Germany’s heavy road transportation sector is under threat from bureaucracy and a deteriorating roads and bridges infrastructure, which could affect all of Europe.
The situation is worsening in Europe’s largest economy, despite assurances from regional and national authorities that they are responding to the industry’s concerns, according to the European Association of Abnormal Road Transport and Mobile Cranes (Esta).
It is a warning that the country’s system for regulating heavy and abnormal transport is facing near collapse, mainly due to the lengthy and growing delays in obtaining permits.

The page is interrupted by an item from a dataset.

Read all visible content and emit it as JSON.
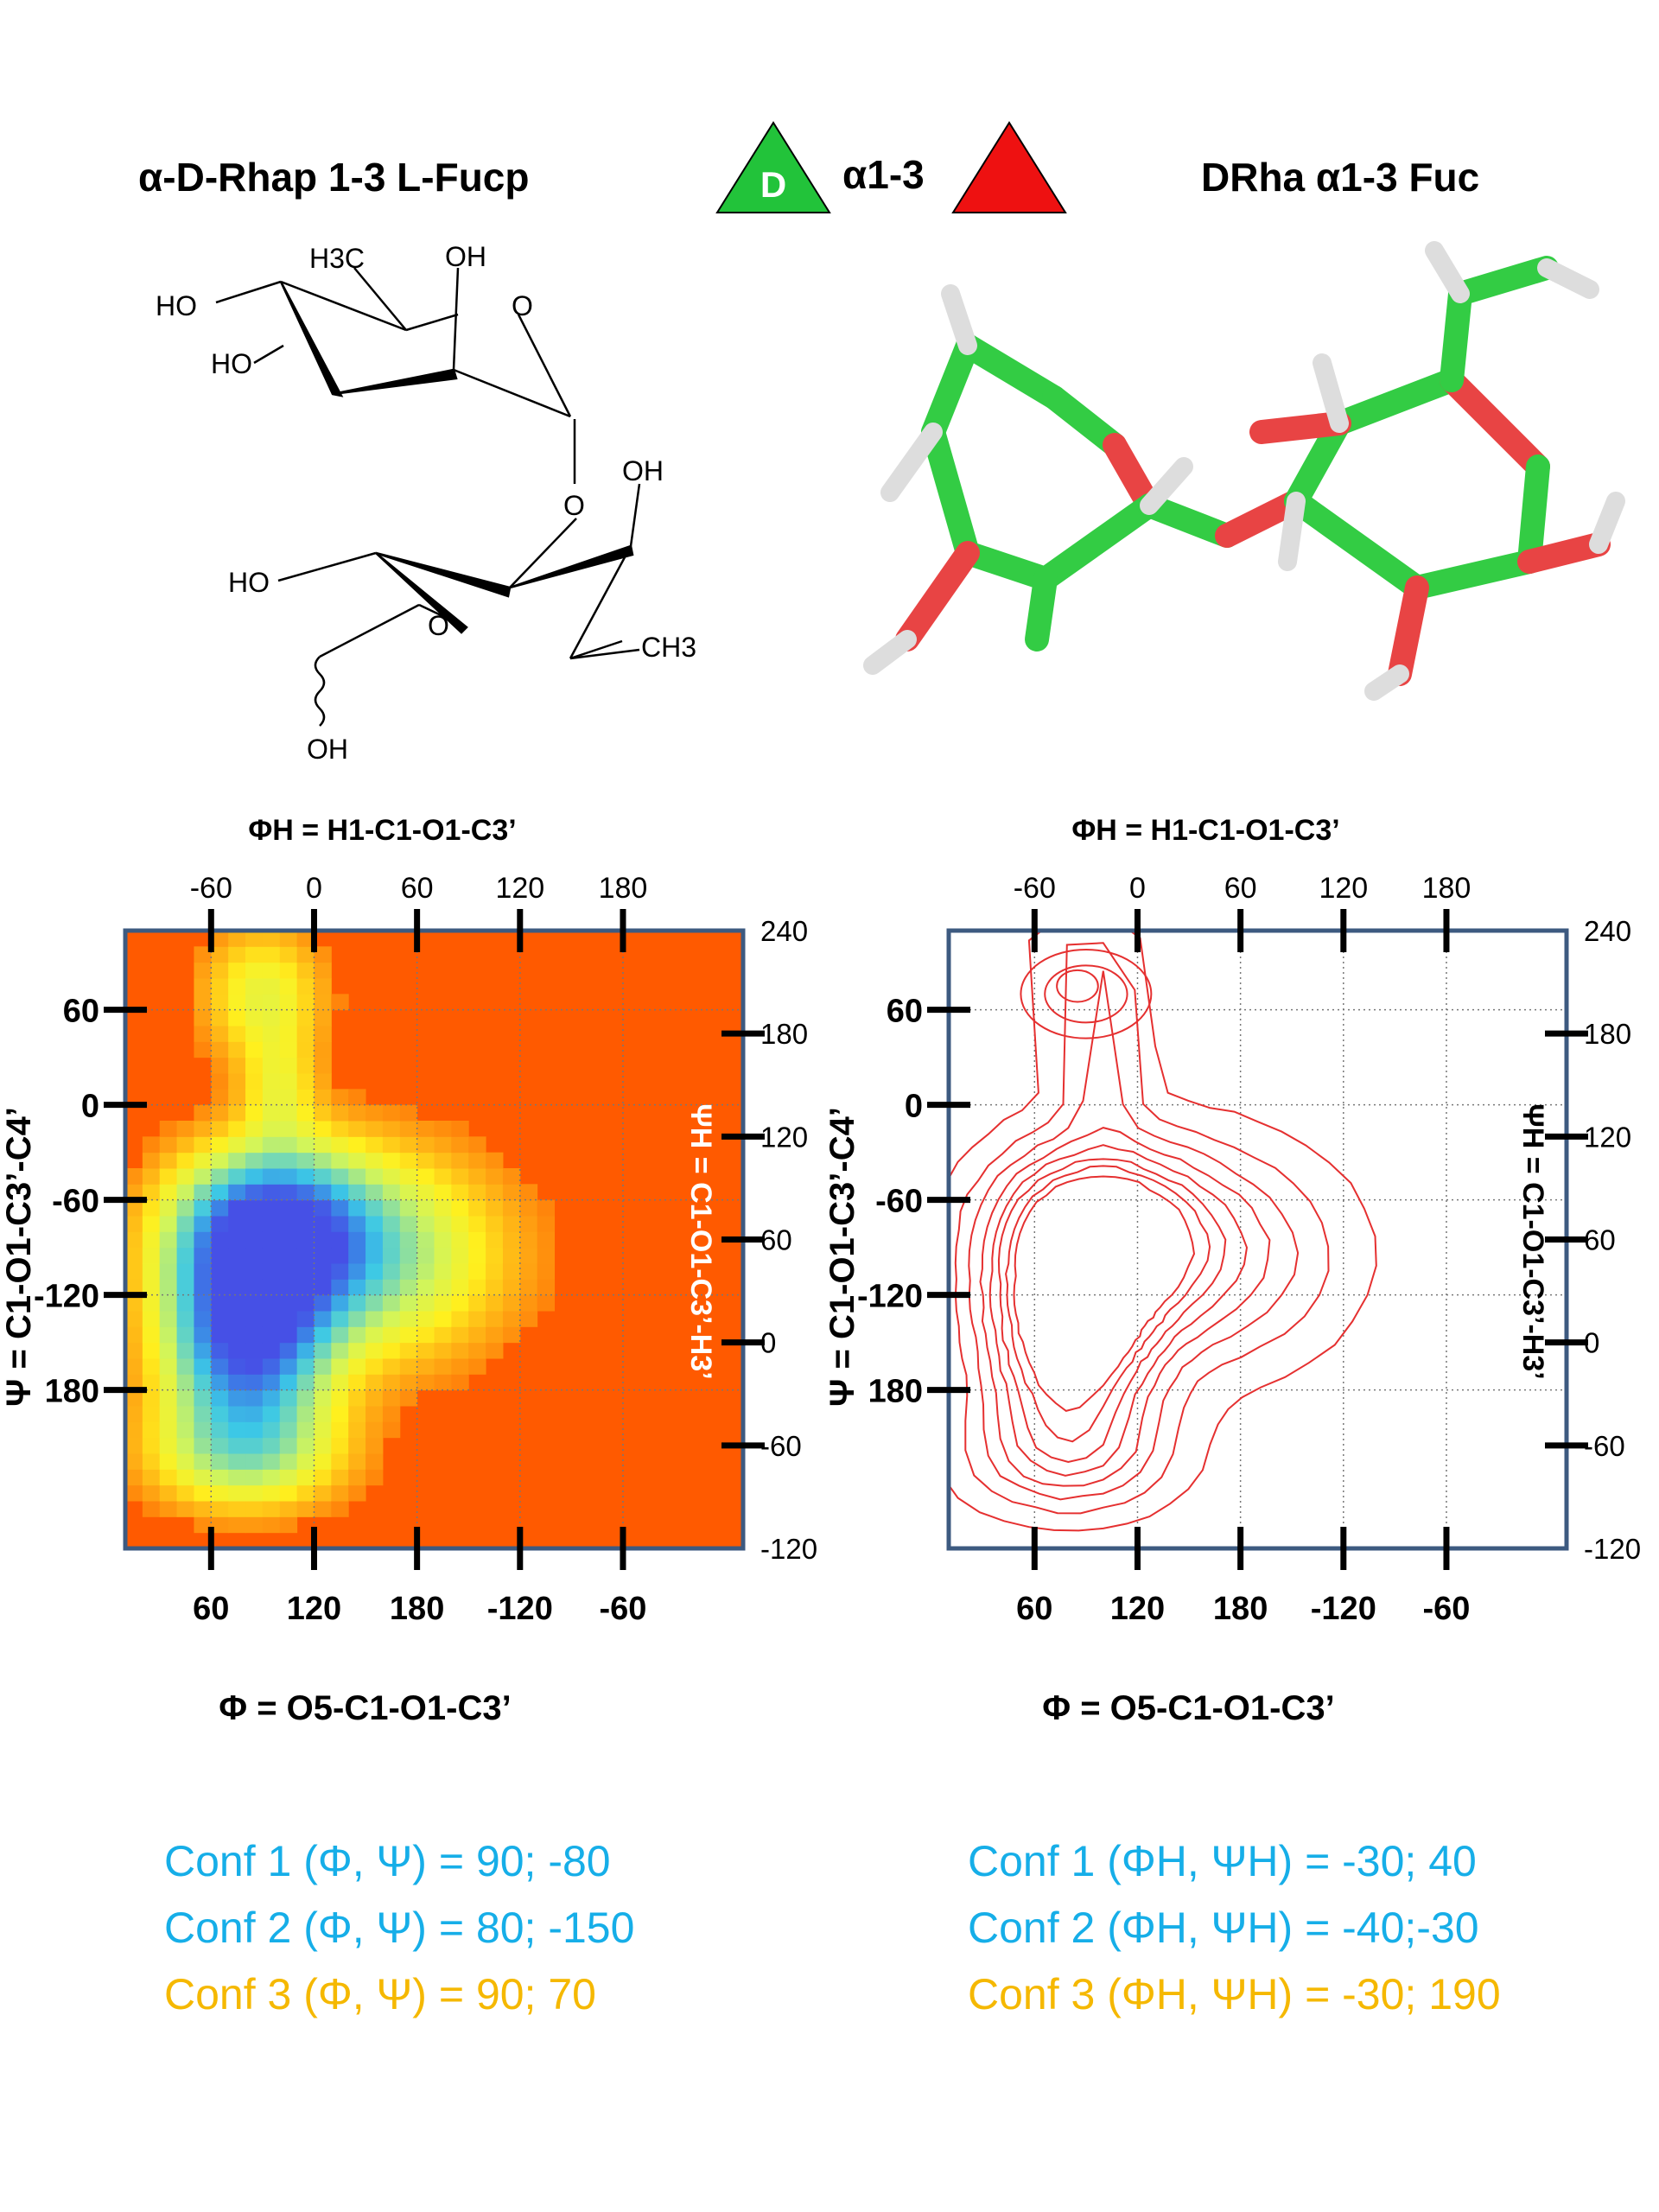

The issue was discussed by the Esta Board in September as members from around Europe expressed their concerns.
Esta stressed that, while companies in Germany were most severely affected, the problems were impacting many international operations doing business in the country given Germany’s significant manufacturing base.
“We have been told that a large percentage of abnormal loads in Germany are being forced to travel without a permit because obtaining one is almost impossible within a reasonable timescale,” Esta director Ton Klijn said.
The Esta meeting heard that permits for the delivery of wind turbines can take three to six months to obtain, increasing costs and delaying projects in one of the key industries for Europe’s net-zero target.
It was noted that a permit to allow a simple crane to travel from one location to another can take three to four weeks to obtain.
Failing regulatory systems, combined with the poor state of Germany’s roads and bridges, requires abnormal transporters to take circuitous and over-long routes to their destinations – if they are allowed to travel at all.
Klijn continued: “We thought Brussels could intervene with the German authorities, but they view it as an internal German affair. We appreciate the position of the authorities, but hope they will reconsider when they realise the damage the current situation is doing to Europe’s economy as a whole.”
He added that drivers of a single abnormal load often had to deal with anything from 100 to 300 pages of paperwork.
“More use of Europe’s canals is an option, but while using water and rail instead of roads might make sense in certain circumstances, it will not be a simple solution – and certainly cannot replace proper investment in roads and bridges. Too many of our political leaders simply do not understand the importance of our industry, the urgency of the situation and what our members require for heavy transport operations to be safe and efficient,” he contended.